Fortunately I can get away with "one" every so often, but it doesn't fit every situation. Eventually you have to say "he" or "she"; no getting around it.
IJBM: the English language.
I do not deny that it would be possible to completely rewrite things and axe entire sentences due to the need for a pronoun, but such would be both exceedingly time consuming and destructive to an otherwise good paper.
I will use a "he" and "men" two or three times on my philosophy paper, just like how it was done in the good ol' days.
That, and making it work would be either impractical or impossible, depending on whether I am expected to constantly restructure sentences or I am expected to begin a political movement to force the acceptance of a brand new gender neutral word. That's been done before, by the way. It failed.

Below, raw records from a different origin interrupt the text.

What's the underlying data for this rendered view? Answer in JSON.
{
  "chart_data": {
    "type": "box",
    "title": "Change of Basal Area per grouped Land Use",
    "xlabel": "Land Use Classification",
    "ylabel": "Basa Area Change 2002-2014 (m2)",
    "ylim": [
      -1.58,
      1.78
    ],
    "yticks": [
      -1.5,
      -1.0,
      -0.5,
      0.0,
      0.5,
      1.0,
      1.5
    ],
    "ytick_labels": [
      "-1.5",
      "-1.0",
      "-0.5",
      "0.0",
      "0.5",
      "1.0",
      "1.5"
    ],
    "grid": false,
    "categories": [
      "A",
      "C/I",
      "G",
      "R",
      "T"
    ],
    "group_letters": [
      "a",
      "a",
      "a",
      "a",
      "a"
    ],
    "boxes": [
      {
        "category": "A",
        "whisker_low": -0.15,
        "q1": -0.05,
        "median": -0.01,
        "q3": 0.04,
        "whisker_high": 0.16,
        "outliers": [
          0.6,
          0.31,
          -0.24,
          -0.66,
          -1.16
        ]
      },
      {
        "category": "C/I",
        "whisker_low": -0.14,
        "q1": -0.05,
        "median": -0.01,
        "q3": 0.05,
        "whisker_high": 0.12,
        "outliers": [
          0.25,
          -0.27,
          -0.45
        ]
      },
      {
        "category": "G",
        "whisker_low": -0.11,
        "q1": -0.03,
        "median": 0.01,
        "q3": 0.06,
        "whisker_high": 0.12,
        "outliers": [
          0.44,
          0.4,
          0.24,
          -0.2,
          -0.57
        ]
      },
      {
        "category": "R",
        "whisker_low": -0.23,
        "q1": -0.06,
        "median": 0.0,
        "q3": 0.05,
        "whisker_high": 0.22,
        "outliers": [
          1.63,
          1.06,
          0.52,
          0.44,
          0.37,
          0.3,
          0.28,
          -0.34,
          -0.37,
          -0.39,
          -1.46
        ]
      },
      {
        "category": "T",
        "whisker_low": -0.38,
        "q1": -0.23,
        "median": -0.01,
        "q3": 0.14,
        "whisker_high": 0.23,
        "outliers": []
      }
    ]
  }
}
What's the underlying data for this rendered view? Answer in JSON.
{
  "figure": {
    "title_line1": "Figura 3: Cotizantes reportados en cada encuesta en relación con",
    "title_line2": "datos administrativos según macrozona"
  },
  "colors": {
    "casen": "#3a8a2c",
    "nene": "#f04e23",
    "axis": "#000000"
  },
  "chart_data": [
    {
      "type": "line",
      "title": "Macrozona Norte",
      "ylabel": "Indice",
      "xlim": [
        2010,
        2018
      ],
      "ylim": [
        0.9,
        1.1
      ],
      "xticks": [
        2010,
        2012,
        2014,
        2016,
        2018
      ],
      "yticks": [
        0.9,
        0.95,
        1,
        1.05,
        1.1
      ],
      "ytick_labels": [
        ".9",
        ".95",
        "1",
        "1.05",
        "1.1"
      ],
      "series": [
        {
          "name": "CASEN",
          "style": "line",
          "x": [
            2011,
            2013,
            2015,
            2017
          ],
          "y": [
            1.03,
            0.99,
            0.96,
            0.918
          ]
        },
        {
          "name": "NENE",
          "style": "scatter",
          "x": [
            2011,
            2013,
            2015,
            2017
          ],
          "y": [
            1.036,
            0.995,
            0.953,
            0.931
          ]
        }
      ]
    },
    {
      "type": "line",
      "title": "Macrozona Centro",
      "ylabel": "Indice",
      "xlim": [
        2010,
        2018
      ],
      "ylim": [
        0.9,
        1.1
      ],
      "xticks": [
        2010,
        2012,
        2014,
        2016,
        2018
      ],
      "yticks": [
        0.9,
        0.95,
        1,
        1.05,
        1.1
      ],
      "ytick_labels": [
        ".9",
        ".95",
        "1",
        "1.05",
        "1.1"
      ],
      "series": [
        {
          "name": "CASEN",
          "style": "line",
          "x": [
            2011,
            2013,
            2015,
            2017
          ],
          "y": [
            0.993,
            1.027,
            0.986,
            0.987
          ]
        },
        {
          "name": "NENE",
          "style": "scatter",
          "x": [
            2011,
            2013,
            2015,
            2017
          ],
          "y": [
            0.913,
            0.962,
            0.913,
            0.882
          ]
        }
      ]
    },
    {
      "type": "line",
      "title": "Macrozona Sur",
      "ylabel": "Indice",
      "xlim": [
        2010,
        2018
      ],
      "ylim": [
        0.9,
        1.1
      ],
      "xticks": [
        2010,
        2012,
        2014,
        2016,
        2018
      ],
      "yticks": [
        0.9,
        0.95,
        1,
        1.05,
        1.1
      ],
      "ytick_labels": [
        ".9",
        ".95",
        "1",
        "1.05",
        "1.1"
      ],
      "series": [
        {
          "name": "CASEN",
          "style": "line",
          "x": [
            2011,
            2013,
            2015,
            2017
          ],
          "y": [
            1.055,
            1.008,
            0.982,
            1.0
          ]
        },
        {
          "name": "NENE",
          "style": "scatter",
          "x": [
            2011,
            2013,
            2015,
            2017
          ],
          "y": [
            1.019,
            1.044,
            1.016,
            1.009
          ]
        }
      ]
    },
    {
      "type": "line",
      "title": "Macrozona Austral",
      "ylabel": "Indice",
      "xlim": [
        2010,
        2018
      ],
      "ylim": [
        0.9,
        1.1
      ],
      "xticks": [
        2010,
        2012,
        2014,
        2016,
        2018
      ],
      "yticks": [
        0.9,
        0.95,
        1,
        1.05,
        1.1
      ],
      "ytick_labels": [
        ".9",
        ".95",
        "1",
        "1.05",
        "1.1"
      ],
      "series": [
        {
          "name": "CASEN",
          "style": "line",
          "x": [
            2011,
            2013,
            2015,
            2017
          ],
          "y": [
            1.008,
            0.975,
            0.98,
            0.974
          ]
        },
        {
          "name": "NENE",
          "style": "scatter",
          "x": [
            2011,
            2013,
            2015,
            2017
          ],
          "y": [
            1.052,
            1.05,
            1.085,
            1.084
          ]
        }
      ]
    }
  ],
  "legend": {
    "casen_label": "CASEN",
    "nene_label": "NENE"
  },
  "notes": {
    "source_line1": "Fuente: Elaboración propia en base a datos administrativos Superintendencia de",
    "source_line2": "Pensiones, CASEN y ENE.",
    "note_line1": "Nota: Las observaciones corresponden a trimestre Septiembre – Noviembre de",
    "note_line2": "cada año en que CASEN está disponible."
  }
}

"Man" and "he" are gender neutral. Or at least they must be treated as such in practice.
Such is life.
English is such a funny language; how lucky I am that I get to speak it!
So?
Try it again...
Y'know, like everything you try.
So?
Try it again...
Y'know, like everything you try."
There comes a point when trying again and again ceases to be bold, and becomes rather foolish. It has been attempted A LOT, and I refuse to waste my time with such a comically bad attempt at changing society.
Try it yourself. Put "phe" in an essay. I expect a bewildered "what the hell?" from those reading.
*waits in anticipation*
"No. Seriously. 'He' and 'man' are not gender-neutral, and have not been
considered as such for many, many years at this point. Anybody who uses
them as such is an idiot and probably needs to stop inserting any words
into language at all. Both terms are very, very masculine."
Depends on intent and context.
For example, to take something from the wiki page:
The use of "he" to refer to a person of unknown gender was prescribed by
manuals of style and school textbooks from the early 18th century until
around the 1960s, an early example of which is Anne Fisher's 1745
grammar book "A New Grammar".
I dunno about you, but those certainly look like a gender neutral uses.
And of course, there is this:
"A speaker may be referring to any hypothetical individual. In casual
speech, "they" is often used, but in written works this may not be
acceptable, due to its plurality. "One" may be used instead (see below),
but is often considered overly bombastic."
I write hypothetical philosophy papers all the time. In fact, I have only written one where I could dodge pronouns entirely. SOMETHING needs to be the default.
Seriously, do you understand how reforms come about?